Question

How do you solve mixture problems using system of equations?

Answer 1

Just to make it easier for me, I usually make a small table with the headings "Components", "Unit Value", "Amount" and "Value".

Consider the following question:

How many pints of 20% acid solution and 70% acid solution must be mixed to obtain 40 pints of 50% acid solution?

First, I'll set up my table. I'll fill in the unknowns with variables `x` and `y`.

From this, we can easily set up the two equations.

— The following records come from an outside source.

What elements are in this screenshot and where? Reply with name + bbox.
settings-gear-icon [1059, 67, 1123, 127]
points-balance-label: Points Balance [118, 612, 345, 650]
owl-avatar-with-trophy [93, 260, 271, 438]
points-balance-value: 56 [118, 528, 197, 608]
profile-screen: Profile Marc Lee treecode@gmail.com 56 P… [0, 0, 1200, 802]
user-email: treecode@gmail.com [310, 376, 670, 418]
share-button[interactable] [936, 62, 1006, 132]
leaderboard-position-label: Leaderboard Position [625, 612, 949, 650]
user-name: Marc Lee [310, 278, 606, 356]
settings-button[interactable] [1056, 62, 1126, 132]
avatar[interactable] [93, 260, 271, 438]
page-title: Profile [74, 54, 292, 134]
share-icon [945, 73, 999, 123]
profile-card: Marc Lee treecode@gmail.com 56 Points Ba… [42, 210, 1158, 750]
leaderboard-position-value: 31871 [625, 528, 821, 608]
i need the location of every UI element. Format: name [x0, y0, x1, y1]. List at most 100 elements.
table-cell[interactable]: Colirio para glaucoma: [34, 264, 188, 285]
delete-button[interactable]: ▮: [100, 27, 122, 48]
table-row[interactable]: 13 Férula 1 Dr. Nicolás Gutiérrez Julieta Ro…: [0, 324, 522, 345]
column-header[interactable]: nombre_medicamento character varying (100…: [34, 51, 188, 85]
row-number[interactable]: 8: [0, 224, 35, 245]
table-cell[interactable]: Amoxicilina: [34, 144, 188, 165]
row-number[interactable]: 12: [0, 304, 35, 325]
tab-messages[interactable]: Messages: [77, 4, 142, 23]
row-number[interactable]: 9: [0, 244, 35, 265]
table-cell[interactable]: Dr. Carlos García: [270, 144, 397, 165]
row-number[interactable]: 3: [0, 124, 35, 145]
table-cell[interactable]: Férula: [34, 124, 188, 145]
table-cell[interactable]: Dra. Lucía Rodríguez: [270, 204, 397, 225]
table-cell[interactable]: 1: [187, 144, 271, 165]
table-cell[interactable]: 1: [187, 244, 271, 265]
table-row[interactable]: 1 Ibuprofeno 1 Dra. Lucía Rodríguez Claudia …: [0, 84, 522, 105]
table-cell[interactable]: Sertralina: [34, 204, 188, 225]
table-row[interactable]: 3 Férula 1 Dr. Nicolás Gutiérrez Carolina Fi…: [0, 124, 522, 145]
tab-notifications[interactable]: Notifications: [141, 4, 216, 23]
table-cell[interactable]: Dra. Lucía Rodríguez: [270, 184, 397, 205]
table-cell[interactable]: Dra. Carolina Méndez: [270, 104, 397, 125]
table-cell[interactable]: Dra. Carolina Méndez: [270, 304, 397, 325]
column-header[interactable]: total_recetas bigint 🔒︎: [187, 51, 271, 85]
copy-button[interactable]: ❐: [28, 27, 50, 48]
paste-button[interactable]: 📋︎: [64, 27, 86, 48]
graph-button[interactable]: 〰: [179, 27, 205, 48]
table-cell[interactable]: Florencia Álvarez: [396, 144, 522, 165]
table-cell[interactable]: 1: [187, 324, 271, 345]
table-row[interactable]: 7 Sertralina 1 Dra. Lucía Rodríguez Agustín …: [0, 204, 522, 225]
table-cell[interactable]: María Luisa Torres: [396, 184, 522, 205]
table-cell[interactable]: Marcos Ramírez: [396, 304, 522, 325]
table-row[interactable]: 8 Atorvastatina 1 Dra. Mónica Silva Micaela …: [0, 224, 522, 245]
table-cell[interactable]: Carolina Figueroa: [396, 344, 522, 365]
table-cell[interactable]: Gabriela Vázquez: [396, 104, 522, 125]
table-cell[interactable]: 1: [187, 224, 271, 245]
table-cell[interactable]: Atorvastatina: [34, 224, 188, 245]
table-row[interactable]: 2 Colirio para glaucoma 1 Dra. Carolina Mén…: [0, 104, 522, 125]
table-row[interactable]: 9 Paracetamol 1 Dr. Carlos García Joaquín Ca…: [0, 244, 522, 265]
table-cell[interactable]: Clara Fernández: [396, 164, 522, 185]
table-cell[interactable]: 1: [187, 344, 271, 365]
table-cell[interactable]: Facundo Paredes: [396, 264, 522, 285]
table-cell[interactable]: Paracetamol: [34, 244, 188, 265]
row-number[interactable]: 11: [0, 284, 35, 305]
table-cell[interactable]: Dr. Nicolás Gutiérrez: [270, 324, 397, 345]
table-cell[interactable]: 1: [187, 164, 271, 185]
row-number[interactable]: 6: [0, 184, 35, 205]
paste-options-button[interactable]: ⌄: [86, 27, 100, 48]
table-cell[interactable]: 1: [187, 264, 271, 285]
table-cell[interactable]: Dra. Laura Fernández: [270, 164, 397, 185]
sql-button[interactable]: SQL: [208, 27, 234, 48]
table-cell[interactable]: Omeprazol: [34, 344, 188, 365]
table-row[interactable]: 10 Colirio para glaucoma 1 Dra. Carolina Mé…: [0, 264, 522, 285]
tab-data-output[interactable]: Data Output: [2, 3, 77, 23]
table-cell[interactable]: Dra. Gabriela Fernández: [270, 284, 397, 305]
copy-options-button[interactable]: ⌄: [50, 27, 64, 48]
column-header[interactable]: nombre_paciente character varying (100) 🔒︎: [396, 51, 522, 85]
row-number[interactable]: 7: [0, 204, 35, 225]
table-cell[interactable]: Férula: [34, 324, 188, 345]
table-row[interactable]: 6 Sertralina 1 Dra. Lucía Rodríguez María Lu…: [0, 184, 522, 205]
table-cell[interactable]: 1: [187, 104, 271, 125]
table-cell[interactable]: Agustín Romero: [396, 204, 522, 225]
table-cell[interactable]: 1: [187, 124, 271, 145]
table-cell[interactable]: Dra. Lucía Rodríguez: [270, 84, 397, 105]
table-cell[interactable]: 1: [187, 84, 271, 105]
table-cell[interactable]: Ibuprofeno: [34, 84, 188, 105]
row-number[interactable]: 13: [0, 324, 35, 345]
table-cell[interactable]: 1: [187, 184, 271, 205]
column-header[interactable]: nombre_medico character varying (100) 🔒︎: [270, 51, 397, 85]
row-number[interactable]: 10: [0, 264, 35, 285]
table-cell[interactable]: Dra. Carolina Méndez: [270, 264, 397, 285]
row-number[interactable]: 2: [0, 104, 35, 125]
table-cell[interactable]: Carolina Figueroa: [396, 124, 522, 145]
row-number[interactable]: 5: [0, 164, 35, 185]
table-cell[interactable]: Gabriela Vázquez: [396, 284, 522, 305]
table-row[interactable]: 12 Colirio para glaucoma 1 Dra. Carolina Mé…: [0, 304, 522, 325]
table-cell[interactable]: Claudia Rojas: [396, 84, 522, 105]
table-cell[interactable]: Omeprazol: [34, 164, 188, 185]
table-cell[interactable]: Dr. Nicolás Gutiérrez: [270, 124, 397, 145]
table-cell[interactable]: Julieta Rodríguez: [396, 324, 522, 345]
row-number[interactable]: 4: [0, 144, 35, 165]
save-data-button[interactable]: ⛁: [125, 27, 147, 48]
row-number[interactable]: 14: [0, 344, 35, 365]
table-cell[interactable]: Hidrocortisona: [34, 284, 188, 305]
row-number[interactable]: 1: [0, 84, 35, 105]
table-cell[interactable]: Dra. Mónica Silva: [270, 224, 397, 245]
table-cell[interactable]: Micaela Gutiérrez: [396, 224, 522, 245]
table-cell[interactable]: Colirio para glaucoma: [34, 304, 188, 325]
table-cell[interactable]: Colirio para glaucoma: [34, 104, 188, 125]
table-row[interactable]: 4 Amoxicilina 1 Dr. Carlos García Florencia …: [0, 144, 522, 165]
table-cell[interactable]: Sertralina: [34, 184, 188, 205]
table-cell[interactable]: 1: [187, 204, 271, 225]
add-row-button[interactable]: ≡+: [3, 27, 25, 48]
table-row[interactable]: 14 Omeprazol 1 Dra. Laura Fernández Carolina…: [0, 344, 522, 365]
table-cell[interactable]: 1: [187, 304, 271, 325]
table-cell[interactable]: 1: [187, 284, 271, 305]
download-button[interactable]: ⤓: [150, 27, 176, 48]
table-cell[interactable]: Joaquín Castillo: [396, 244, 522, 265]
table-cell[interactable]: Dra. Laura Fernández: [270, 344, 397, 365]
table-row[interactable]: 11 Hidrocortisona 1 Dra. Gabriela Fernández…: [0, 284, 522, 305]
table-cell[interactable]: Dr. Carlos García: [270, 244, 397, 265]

Sum of values of two acids = Value of mixture

Therefore, `0.20x + 0.70y = 20`

For convenience, we'll multiply the entire equation by 10,

`2x + 7y=200`

This is equation (1)

Setting up the second equation,

Sum of amounts of each acid = Amount of mixture

`x+y=40`

To make at least one term of this equation identical to a term of equation (1), we'll multiply the entire equation by 2,

`2x+2y=80`

This is equation (2)

Subtracting equation (2) from (1),

`(+) 2x + 7y=200`
`(-)2x+2y=80`
`--------`
`(=)0+5y=120`

Thus,
`5y=120`

`y=120/5=24`

Substituting `y=24` in (2),

`2x+2(24)=80`
`2x+48=80`
`2x=80-48=32`
`x=32/2=16`

So, we have
`x=16` and `y=24`

We can conclude that 16 pints of 20% acid solution must be mixed with 24 pints of 70% solution to obtain 40 pints of 50% solution.

---

I hope your question was answered.